Je vous l'avais laissé prévoir
il y a quelques semaines : je reviens sur le verbe faire. Son
sens est si extensif qu'il en vient parfois à concurrencer le verbe être. En voici deux exemples, tout différents. La table
de multiplication que nous avons tous apprise à l'école primaire
utilise notre verbe faire pour marquer l'égalité entre
les deux termes de ses formules : deux et deux font quatre est l'équivalent dans la langue quotidienne de l'équation
arithmétique 2 x 2 = 4. Mais relisez Dom Juan.
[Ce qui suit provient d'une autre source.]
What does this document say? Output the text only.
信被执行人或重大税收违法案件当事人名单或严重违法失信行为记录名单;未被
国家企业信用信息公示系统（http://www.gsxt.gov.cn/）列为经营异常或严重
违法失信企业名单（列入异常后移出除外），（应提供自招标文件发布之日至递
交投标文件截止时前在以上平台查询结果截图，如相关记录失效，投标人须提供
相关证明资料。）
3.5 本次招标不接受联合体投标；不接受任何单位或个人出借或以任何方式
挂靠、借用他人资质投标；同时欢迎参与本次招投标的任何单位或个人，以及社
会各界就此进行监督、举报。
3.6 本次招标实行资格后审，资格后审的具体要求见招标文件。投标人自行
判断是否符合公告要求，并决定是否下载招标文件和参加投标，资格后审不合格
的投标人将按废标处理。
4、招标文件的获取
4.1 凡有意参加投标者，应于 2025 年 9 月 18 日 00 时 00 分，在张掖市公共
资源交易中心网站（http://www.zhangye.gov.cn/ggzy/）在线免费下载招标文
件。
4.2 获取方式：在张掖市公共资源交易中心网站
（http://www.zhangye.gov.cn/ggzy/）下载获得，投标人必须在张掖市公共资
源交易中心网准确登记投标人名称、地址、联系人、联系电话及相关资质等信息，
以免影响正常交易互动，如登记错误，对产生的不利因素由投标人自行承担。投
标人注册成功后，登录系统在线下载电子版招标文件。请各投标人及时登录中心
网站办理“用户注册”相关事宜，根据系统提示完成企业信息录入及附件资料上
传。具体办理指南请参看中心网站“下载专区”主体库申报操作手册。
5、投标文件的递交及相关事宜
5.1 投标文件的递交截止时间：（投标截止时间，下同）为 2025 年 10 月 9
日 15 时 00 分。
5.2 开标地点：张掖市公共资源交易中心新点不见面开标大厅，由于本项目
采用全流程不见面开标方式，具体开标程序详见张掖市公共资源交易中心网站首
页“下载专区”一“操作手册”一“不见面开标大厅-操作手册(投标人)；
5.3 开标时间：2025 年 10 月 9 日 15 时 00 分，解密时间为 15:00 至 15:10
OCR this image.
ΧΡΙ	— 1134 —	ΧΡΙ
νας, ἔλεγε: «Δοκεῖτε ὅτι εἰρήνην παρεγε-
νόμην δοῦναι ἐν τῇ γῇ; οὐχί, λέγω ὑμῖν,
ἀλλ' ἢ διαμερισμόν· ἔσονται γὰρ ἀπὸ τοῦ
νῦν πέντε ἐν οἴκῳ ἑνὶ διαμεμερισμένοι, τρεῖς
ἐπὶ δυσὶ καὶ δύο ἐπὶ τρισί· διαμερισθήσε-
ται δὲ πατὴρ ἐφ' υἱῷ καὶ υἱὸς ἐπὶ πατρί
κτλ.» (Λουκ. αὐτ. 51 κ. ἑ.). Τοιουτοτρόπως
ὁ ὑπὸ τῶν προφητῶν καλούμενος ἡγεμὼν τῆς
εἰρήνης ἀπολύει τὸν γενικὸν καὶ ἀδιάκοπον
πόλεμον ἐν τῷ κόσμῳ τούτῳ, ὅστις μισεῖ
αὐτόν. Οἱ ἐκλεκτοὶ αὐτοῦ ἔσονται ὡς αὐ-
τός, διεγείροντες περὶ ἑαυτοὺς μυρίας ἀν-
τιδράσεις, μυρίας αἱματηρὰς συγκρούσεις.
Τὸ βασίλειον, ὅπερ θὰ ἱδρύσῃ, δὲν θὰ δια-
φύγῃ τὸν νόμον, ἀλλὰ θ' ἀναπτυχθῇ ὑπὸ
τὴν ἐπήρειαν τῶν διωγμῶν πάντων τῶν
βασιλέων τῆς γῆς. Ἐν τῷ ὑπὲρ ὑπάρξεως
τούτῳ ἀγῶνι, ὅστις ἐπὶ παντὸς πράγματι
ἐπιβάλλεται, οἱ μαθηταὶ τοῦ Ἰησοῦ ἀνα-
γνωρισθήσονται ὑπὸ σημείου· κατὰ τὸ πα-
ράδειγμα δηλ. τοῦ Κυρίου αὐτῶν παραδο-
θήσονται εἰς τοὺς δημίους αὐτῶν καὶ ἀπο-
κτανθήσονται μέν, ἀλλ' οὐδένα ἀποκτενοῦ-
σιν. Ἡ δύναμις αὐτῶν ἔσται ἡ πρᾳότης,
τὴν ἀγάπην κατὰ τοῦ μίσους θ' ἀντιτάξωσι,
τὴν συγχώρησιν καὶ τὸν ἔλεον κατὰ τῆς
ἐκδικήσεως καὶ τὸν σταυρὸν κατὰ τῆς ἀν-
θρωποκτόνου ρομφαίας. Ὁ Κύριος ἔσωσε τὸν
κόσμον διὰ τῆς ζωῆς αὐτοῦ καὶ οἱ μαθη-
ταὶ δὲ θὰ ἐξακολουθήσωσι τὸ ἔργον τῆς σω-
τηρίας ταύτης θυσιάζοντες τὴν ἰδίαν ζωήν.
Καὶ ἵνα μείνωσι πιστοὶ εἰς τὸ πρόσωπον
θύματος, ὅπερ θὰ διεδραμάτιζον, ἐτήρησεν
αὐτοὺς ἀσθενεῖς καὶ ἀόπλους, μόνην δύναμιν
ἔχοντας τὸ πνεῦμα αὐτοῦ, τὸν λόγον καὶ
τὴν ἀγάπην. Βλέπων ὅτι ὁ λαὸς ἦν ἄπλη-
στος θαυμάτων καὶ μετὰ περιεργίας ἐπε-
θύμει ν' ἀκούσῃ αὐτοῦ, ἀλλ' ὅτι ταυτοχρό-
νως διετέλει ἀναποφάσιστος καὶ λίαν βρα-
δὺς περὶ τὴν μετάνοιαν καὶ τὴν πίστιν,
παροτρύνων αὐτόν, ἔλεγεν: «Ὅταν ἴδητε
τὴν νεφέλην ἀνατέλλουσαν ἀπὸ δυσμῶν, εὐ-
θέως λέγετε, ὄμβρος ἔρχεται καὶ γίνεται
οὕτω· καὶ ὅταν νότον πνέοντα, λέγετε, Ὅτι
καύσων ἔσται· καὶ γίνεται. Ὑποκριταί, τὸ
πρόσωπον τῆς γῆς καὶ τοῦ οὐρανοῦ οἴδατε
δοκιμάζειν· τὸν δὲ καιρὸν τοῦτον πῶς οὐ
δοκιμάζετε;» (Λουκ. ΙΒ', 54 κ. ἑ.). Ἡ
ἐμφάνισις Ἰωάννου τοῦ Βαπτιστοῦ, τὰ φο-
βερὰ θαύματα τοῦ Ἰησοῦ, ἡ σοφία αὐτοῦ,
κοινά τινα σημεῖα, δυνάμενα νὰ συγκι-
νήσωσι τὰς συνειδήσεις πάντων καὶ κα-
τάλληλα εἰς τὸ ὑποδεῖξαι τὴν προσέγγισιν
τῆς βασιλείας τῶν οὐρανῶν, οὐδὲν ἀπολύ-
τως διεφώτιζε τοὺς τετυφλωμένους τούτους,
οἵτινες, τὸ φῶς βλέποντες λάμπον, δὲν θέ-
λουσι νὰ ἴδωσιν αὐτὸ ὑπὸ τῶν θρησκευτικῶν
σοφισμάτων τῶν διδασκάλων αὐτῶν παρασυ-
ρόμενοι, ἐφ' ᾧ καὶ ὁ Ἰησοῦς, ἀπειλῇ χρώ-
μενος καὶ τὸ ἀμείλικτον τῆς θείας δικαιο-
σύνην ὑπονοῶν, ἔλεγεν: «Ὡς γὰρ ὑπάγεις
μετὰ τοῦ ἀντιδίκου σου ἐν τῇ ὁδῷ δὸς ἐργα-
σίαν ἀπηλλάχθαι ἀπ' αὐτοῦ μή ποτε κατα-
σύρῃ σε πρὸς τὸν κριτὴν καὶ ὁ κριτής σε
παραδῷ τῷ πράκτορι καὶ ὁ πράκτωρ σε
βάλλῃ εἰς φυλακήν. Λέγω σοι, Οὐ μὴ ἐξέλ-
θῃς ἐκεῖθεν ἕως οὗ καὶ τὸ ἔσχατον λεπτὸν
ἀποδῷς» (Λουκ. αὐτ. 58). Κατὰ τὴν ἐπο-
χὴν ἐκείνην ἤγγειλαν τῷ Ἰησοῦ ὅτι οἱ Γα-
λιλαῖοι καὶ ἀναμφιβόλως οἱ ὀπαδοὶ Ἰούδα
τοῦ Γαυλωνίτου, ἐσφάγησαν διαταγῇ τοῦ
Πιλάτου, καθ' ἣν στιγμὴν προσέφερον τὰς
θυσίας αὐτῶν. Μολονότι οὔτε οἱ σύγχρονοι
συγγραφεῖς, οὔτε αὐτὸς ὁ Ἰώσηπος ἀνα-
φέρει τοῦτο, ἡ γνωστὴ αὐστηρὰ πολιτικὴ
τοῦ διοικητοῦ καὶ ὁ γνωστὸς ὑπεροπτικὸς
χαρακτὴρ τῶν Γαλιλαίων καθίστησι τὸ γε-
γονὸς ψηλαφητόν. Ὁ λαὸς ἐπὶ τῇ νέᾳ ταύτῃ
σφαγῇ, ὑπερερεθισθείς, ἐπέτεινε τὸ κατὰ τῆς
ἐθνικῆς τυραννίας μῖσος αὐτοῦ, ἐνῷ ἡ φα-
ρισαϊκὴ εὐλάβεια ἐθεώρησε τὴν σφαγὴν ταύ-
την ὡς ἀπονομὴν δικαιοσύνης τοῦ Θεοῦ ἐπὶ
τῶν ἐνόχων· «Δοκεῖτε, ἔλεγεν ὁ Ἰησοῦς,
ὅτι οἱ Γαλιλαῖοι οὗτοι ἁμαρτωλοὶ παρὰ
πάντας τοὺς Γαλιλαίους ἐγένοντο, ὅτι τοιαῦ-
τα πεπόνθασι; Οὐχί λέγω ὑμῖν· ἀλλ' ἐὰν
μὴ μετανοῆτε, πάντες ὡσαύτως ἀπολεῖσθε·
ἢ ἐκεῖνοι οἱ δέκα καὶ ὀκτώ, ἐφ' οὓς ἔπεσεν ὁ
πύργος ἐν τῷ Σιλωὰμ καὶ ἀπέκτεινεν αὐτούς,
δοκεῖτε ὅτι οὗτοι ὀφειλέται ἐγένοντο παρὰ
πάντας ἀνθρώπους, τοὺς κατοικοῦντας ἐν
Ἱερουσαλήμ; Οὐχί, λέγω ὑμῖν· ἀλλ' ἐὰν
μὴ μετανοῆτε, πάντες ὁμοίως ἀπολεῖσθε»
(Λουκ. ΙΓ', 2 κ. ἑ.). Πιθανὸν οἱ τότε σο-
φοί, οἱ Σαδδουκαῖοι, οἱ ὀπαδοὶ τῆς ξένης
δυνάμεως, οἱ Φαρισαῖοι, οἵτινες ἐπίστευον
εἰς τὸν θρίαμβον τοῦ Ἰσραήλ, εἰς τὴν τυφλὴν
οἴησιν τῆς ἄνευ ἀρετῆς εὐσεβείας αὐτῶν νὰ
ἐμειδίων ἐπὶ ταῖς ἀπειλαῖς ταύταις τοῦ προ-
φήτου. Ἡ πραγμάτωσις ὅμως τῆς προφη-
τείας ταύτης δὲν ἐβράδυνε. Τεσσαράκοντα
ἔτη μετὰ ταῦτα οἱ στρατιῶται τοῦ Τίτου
Vous y verrez que ce "grand seigneur méchant homme" — au fait, est-il
vraiment si méchant ? — a pour seul article de foi la table
de multiplication : "je crois que deux et deux sont quatre,
Sganarelle, et que quatre et quatre sont huit". Rien de changé,
bien sûr, quant au sens de la formule. Mais le verbe être a cédé la place à faire.
Mon second exemple ? Demandez donc
à un adolescent quel métier il envisage dans l'avenir. Il
vous répondra, à coup sûr : "Euh, ch'sais pas trop,
mais ptêtre que j'aimerais bien faire prof, à cause
des vacances et de la retraite". Faire prof, ou footballeur, ou "banquier
suisse" (comme j'ai entendu, littéralement, à la radio, il
y a peu) : le verbe faire est aujourd'hui le seul qu'emploient
les adolescents dans ce type de phrase. Il me semble bien qu'en mon temps
je disais : "Je veux être… grammairien".